Having PVPS wreaks havoc with your sex life. There I said it. Part of it is because your wife is afraid to touch you because you're in so much pain. She wonders if she'll make things worse. I can appreciate that fact. I also know that taking things into my own hands is probably not an option. I just don't roll that way... well, not anymore anyway.
So there I am with a prostate that is probably the size of a grapefruit, because of lack of use. It's been a long time since my wife and I have been together, probably two months. I was reading how some men on the forum are taking a prostate formula with saw palmetto to help with the prostate size issue or more specifically, the prostatitis that seems quite rampant in the PVPS group.
I broke down yesterday and bought some Saw Palmetto with Pygeum (some kind of tree bark). This supplement is supposed to help with the prostatitis. Not sure if there is anything to it, but why not make the investment? I took my first prostate pill last night and again today. They say it takes a while before you notice any change.
As it stands now, I have tons of dribbling after I pee. I don't get up out of bed anymore, which is good, but this dribbling has been getting worse since my reversal.

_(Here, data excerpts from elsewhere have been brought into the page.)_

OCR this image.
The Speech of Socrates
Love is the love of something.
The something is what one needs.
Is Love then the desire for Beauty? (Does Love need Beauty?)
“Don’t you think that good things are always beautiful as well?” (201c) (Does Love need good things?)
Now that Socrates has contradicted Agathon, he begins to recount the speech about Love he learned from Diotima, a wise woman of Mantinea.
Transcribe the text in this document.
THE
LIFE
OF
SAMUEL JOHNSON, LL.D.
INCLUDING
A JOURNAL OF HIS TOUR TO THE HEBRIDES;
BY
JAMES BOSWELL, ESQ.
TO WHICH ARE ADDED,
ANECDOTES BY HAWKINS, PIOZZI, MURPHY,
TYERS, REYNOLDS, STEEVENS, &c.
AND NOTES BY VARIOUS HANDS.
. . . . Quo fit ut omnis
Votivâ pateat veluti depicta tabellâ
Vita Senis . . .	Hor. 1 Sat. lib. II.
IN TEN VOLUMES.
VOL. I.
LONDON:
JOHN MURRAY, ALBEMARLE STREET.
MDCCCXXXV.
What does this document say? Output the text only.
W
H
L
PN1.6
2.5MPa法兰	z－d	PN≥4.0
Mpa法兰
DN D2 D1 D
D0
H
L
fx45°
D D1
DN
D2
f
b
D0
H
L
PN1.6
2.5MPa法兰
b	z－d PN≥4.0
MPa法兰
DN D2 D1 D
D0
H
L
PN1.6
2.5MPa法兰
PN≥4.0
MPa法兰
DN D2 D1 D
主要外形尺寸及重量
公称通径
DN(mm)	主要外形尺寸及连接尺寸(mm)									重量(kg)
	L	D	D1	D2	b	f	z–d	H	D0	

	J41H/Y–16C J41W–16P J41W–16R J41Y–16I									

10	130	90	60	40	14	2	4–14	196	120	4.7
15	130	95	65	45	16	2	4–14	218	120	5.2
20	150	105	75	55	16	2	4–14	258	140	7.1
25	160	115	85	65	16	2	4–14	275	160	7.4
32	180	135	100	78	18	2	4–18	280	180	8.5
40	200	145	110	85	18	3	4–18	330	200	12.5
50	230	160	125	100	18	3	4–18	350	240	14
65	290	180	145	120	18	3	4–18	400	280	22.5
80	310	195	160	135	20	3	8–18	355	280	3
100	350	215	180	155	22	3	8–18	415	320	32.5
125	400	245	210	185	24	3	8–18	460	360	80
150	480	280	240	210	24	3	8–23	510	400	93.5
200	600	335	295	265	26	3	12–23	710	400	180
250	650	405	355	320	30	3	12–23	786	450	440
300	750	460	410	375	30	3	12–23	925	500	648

I also have had a lot of nerve pain in the tip of my penis. Yep, it's not very comfortable. This is a very annoying side effect of PVPS. I believe the pain is present because of my prostate. I took some tylenol yesterday, which seemed to help that pain.
I haven't been back to the treadmill since the last fiasco with the racking pain. But I feel this need to get up and walk. Our hiking excursion over the weekend went well, so maybe that's an indication that I should get back on that horse.
I continue to wear an athletic supporter everyday and night. I'm kind of scared not to wear one.
I also continue to thank God for all he does for me. I feel a lot more peace about life these days, and it has a lot to do with my faith in him and Jesus. After 40 years of claiming to be a christian, I think I'm just now getting what it means to be a follow of Christ. I think there's a difference between the two. But this is a walk I'm still on. Have a long way to go to be sure.